Michael James Todd
- Birth name: Michael James Todd
- Place of birth: Tranmere, England
- Height: 187 cm (6 ft 2 in)
- Weight: 94 kg (207 lb)
- Occupation(s): Rugby union referee. Part time events planner.

Rugby union career

Refereeing career
- Years: Competition / Apps
- 2018-: Scottish Premiership
- 2019-: Super 6

= Michael Todd (rugby union) =

Scottish rugby union referee

Michael Todd is a professional rugby union referee who represents the Scottish Rugby Union.

==Rugby union career==

===Referee career===

====Professional career====

He has refereed in the Scottish Premiership. He has also refereed in Scottish Varsity matches.

Todd refereed in his first Super 6 match on the 22 November 2019 when he took charge of Boroughmuir Bears v Heriot's Rugby.

He is a member of the Borders Referee Society.
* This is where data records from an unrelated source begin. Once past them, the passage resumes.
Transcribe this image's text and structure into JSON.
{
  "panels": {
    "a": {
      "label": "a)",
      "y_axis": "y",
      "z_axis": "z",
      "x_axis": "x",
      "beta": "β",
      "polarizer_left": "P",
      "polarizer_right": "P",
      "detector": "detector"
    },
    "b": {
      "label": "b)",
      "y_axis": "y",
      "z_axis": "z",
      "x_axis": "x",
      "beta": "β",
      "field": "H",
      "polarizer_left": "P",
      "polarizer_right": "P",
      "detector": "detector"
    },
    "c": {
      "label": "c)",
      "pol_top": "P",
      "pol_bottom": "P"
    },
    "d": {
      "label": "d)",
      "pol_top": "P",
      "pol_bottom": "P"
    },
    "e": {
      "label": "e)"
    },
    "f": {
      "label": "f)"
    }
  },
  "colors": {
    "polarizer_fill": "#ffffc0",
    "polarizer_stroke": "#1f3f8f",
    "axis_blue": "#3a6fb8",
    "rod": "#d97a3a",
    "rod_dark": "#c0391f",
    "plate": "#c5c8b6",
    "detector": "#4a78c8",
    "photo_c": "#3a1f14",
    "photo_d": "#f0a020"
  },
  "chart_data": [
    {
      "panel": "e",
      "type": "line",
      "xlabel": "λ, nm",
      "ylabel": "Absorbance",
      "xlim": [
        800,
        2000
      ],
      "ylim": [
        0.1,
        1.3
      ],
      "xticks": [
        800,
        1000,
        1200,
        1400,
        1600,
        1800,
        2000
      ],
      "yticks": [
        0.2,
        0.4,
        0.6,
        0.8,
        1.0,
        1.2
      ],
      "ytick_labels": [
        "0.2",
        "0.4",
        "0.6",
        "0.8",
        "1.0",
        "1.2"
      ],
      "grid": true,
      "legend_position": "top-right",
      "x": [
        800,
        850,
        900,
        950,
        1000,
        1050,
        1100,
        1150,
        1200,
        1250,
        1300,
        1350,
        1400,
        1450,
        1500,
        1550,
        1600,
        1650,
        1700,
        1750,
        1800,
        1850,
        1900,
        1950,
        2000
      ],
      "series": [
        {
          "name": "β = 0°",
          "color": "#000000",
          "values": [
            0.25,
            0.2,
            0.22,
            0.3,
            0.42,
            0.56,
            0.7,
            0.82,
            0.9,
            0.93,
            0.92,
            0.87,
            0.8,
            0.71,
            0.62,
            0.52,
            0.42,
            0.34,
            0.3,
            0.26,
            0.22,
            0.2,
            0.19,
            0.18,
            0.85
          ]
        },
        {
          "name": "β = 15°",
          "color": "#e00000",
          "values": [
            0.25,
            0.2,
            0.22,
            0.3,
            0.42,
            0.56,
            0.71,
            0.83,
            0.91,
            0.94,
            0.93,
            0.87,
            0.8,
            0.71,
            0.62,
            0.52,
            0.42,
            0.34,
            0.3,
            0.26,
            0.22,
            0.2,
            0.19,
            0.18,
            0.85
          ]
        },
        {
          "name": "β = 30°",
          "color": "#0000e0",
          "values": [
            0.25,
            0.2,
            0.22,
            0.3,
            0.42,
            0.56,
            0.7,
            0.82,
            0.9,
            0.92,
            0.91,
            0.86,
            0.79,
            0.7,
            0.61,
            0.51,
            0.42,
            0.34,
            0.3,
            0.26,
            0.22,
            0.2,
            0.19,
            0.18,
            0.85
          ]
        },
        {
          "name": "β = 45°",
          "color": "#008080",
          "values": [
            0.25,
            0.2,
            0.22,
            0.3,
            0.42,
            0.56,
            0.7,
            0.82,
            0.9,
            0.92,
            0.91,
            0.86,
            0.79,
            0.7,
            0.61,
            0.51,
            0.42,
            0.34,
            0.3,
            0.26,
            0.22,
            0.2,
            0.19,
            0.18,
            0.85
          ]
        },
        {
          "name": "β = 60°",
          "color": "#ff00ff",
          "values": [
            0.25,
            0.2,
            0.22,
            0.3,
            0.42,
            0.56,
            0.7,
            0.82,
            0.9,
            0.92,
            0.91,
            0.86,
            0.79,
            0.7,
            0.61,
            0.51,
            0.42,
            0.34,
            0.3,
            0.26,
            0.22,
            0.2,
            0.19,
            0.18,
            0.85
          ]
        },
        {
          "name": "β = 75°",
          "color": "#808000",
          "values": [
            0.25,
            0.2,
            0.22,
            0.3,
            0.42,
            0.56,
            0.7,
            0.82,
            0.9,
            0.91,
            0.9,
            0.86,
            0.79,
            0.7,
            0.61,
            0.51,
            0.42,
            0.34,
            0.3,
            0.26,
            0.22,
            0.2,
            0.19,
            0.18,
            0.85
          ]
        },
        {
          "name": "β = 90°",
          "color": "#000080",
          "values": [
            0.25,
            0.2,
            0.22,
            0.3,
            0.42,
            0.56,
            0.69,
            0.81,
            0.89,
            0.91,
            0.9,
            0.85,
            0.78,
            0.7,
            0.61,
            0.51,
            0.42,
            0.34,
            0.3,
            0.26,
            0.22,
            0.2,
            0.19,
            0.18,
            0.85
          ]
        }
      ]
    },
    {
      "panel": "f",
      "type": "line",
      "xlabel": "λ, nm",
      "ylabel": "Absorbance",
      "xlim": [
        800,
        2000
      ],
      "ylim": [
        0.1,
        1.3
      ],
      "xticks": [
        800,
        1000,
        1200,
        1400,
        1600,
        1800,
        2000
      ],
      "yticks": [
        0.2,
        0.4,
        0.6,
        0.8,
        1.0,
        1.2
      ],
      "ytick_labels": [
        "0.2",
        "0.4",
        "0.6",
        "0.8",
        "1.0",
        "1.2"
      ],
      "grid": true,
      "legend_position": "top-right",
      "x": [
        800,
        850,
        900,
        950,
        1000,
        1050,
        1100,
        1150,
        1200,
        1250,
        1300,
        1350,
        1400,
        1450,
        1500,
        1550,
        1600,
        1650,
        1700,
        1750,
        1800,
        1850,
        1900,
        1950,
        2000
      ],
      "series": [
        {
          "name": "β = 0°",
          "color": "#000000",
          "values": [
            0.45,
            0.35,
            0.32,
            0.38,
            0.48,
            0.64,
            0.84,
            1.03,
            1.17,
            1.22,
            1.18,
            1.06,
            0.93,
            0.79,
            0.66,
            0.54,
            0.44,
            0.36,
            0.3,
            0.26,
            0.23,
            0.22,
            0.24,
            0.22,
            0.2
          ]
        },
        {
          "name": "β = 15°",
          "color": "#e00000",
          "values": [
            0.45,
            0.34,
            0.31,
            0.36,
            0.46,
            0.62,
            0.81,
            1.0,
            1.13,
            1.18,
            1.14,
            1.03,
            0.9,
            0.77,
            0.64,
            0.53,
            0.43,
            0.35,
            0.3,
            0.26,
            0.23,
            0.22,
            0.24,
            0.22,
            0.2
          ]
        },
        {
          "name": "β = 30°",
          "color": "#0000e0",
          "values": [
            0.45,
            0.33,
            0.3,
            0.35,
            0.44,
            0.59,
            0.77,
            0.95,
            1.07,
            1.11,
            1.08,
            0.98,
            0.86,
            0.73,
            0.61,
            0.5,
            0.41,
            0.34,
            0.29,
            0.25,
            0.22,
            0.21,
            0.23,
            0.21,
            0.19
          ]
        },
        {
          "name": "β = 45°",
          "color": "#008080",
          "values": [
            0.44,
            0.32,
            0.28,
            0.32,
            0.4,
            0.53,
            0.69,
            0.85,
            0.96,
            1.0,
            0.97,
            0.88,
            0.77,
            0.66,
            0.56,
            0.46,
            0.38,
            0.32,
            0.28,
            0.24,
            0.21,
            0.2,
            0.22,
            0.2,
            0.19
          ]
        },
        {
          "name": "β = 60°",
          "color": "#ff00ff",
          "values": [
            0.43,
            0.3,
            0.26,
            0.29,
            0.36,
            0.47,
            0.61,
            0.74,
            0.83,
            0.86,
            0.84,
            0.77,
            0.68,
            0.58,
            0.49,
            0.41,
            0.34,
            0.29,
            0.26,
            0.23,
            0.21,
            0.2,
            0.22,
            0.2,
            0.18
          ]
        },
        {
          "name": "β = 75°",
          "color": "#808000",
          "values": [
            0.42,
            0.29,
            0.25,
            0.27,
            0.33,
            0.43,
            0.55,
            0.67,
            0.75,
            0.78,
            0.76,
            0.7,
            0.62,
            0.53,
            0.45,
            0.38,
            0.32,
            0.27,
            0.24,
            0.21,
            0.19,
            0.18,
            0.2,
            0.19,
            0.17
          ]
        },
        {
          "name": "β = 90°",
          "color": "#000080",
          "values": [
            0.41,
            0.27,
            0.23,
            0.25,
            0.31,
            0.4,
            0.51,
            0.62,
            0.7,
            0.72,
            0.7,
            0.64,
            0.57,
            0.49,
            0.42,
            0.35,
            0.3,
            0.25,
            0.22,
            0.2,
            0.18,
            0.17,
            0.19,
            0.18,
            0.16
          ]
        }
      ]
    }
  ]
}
He is on the Scottish Rugby Union's Premier Panel of referees.

====International career====

Todd has been Assistant Referee for the Belgium v Georgia match in March 2019.

==Outside of rugby==

Todd is an army reservist and is a trainee accountant.

He also has recently become a best man for an upcoming wedding. His chief role is to provide a speech and organise the stag do.